Gerente do recém-lançado projeto de futebol feminino do Inter e principal nome da modalidade no Rio Grande do Sul, a ex-jogadora Duda Luizelli traz previsões otimistas neste sentido. De acordo com ela, graças à força de uma marca como o Inter, estão sendo viabilizadas parcerias e patrocínios que vão tornar o departamento rentável no curto prazo. Mais do que isso, a esperança é de que já em 2017 o clube também assine a carteira de trabalho de todas as atletas.

“É o momento do futebol feminino no país. Quem souber se organizar neste novo começo, vai largar na frente”, analisa Duda. A intenção de um contrato profissional vai além da simples valorização. Os planos pelos lados do Beira-Rio são de que, com o crescimento da modalidade no país, o clube possa começar a lucrar com a transferência de atletas da mesma forma que já o faz no masculino.

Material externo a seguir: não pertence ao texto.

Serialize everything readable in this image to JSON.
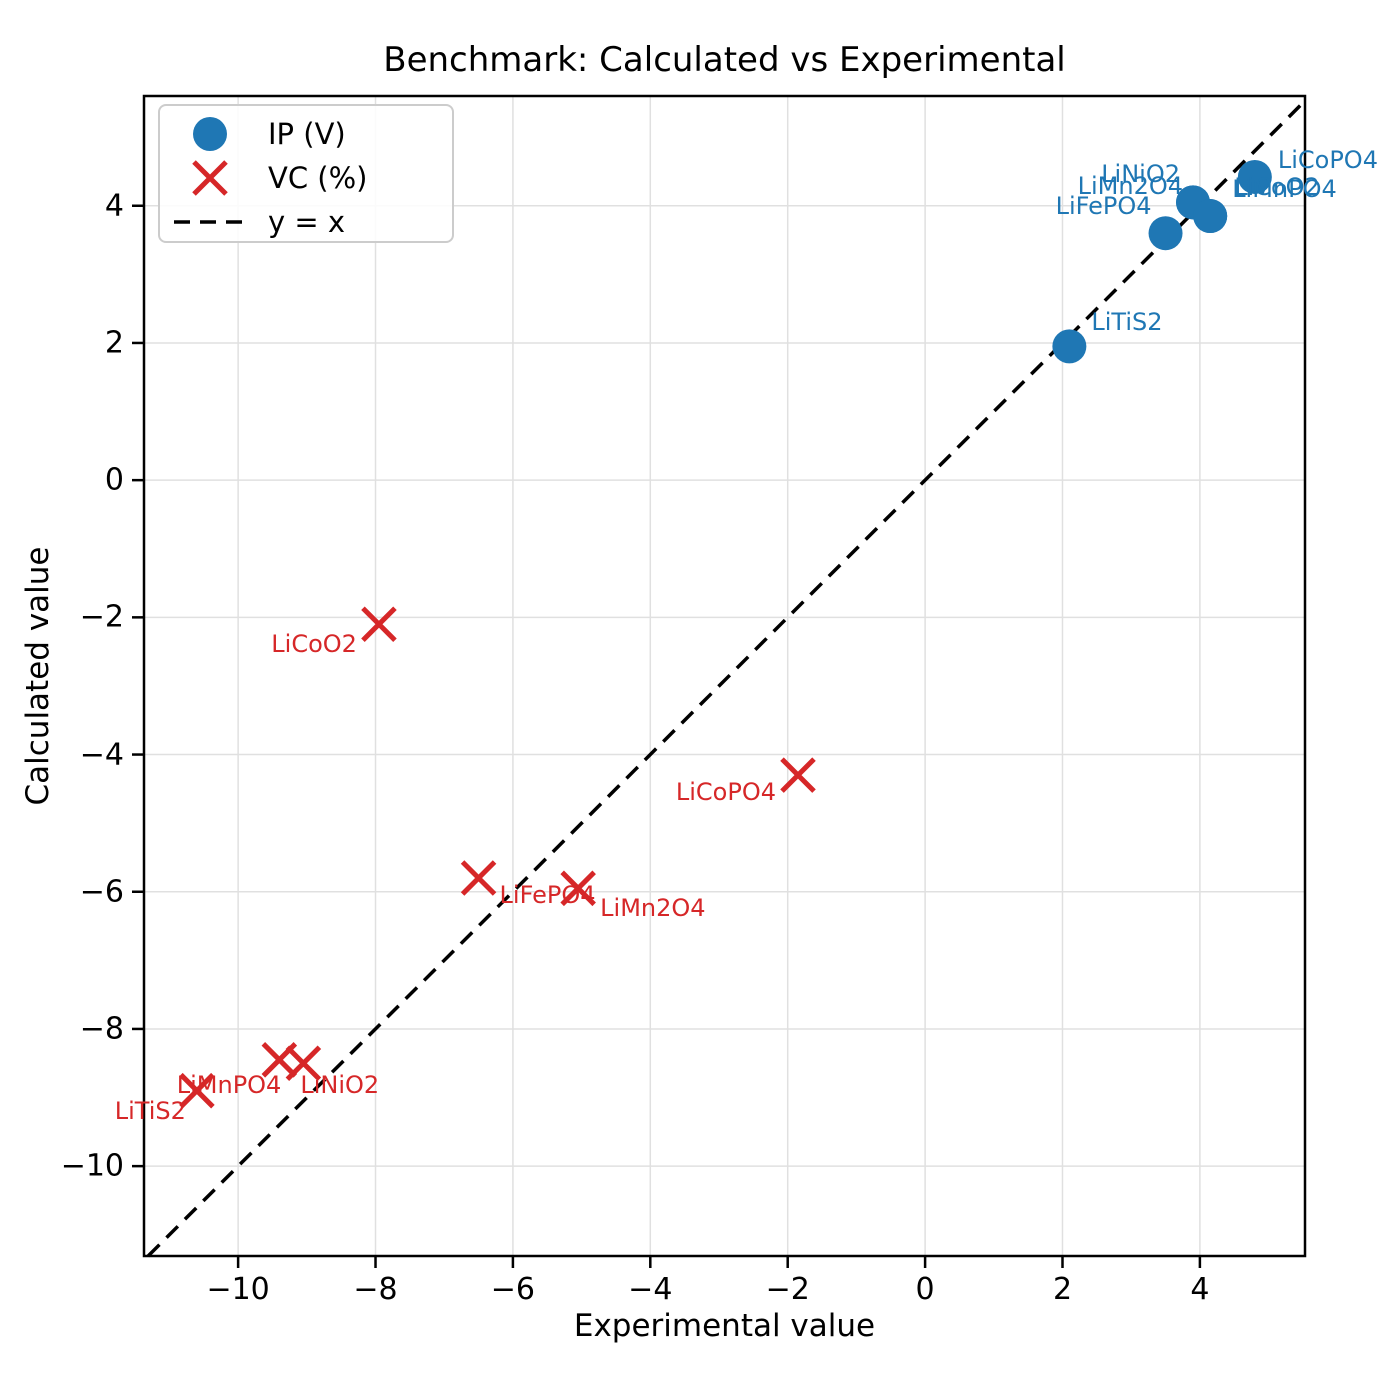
{
  "chart_data": {
    "type": "scatter",
    "title": "Benchmark: Calculated vs Experimental",
    "xlabel": "Experimental value",
    "ylabel": "Calculated value",
    "xlim": [
      -11.37,
      5.53
    ],
    "ylim": [
      -11.31,
      5.6
    ],
    "x_ticks": [
      -10,
      -8,
      -6,
      -4,
      -2,
      0,
      2,
      4
    ],
    "y_ticks": [
      -10,
      -8,
      -6,
      -4,
      -2,
      0,
      2,
      4
    ],
    "grid": true,
    "grid_color": "#e0e0e0",
    "legend_position": "upper-left",
    "reference_line": {
      "label": "y = x",
      "style": "dashed",
      "color": "#000000"
    },
    "series": [
      {
        "name": "IP (V)",
        "marker": "circle",
        "color": "#1f77b4",
        "points": [
          {
            "label": "LiTiS2",
            "x": 2.1,
            "y": 1.95,
            "label_anchor": "start",
            "label_dx": 22,
            "label_dy": -24
          },
          {
            "label": "LiFePO4",
            "x": 3.5,
            "y": 3.6,
            "label_anchor": "end",
            "label_dx": -14,
            "label_dy": -27
          },
          {
            "label": "LiNiO2",
            "x": 3.9,
            "y": 4.05,
            "label_anchor": "end",
            "label_dx": -13,
            "label_dy": -28
          },
          {
            "label": "LiMn2O4",
            "x": 3.9,
            "y": 4.05,
            "label_anchor": "end",
            "label_dx": -10,
            "label_dy": -16
          },
          {
            "label": "LiCoO2",
            "x": 4.15,
            "y": 3.85,
            "label_anchor": "start",
            "label_dx": 24,
            "label_dy": -29
          },
          {
            "label": "LiMnPO4",
            "x": 4.15,
            "y": 3.85,
            "label_anchor": "start",
            "label_dx": 22,
            "label_dy": -27
          },
          {
            "label": "LiCoPO4",
            "x": 4.8,
            "y": 4.42,
            "label_anchor": "start",
            "label_dx": 23,
            "label_dy": -17
          }
        ]
      },
      {
        "name": "VC (%)",
        "marker": "x",
        "color": "#d62728",
        "points": [
          {
            "label": "LiTiS2",
            "x": -10.6,
            "y": -8.9,
            "label_anchor": "end",
            "label_dx": -11,
            "label_dy": 20
          },
          {
            "label": "LiMnPO4",
            "x": -9.4,
            "y": -8.45,
            "label_anchor": "end",
            "label_dx": 2,
            "label_dy": 25
          },
          {
            "label": "LiNiO2",
            "x": -9.05,
            "y": -8.5,
            "label_anchor": "start",
            "label_dx": -3,
            "label_dy": 22
          },
          {
            "label": "LiCoO2",
            "x": -7.95,
            "y": -2.1,
            "label_anchor": "end",
            "label_dx": -22,
            "label_dy": 20
          },
          {
            "label": "LiFePO4",
            "x": -6.5,
            "y": -5.8,
            "label_anchor": "start",
            "label_dx": 21,
            "label_dy": 17
          },
          {
            "label": "LiMn2O4",
            "x": -5.05,
            "y": -5.95,
            "label_anchor": "start",
            "label_dx": 22,
            "label_dy": 20
          },
          {
            "label": "LiCoPO4",
            "x": -1.85,
            "y": -4.3,
            "label_anchor": "end",
            "label_dx": -22,
            "label_dy": 17
          }
        ]
      }
    ]
  }
}
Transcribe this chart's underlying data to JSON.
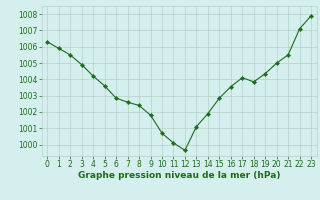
{
  "x": [
    0,
    1,
    2,
    3,
    4,
    5,
    6,
    7,
    8,
    9,
    10,
    11,
    12,
    13,
    14,
    15,
    16,
    17,
    18,
    19,
    20,
    21,
    22,
    23
  ],
  "y": [
    1006.3,
    1005.9,
    1005.5,
    1004.9,
    1004.2,
    1003.6,
    1002.85,
    1002.6,
    1002.4,
    1001.8,
    1000.7,
    1000.1,
    999.65,
    1001.1,
    1001.9,
    1002.85,
    1003.55,
    1004.1,
    1003.85,
    1004.35,
    1005.0,
    1005.5,
    1007.1,
    1007.9
  ],
  "line_color": "#1a6e1a",
  "marker": "D",
  "marker_size": 2.2,
  "bg_color": "#d5eeee",
  "grid_color": "#b8d0c8",
  "xlabel": "Graphe pression niveau de la mer (hPa)",
  "xlabel_color": "#1a6e1a",
  "tick_color": "#1a6e1a",
  "ylim": [
    999.3,
    1008.5
  ],
  "xlim": [
    -0.5,
    23.5
  ],
  "yticks": [
    1000,
    1001,
    1002,
    1003,
    1004,
    1005,
    1006,
    1007,
    1008
  ],
  "xticks": [
    0,
    1,
    2,
    3,
    4,
    5,
    6,
    7,
    8,
    9,
    10,
    11,
    12,
    13,
    14,
    15,
    16,
    17,
    18,
    19,
    20,
    21,
    22,
    23
  ],
  "label_fontsize": 6.5,
  "tick_fontsize": 5.5
}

Sem uma vaga no Brasileirão em 2017, o projeto capitaneado por Duda no Beira-Rio mira resultados a médio e longo prazo. Apesar de o Canoas/Duda ter dominado o cenário gaúcho no último biênio, com a parceria da AGFF e o Grêmio, quase todas as jogadoras migraram para a Arena. Assim, o time colorado começa praticamente do zero e aposta em descobrir novos talentos. Mão de obra não deve faltar. Divulgada a avaliação técnica que acontece no dia 5 de março, em menos de 24 horas, mais de 230 meninas procuraram o clube.

Tanto para a Dupla Gre-Nal como para as demais equipes do nnterior do Estado, no entanto há outros obstáculos a serem superados para se alcançar uma consolidação. A começar por uma balança que mostra um desequilíbrio visível. “Hoje, um guri que fizer 30 embaixadinhas já tem algum clube interessado em comprar. Em termos de mercado, as meninas não valem o que vale um guri de 12 anos”, lamenta o presidente da AGFF, Carlos Alberto de Souza.

O dirigente lembra outras dificuldades bem mais práticas e restritas ao universo do futebol feminino. “Se eu for comprar um conjunto de camisetas, vai lá ver se tem o tamanho feminino. Se eu quiser comprar um troféu para a goleira menos vazada do campeonato, vai lá ver se tem uma taça com uma mulher? Meião tem até o tamanho 35. Até chuteiras são difíceis de encontrar”, relata Souza, observando que há apenas um fabricante de material esportivo que produz os calçados femininos. “O futebol feminino ainda vai crescer muito”, aposta Duda. Como se vê, até mesmo em termos de mercado, possibilidades não faltam. Tomara que dessa vez finalmente a coisa ande.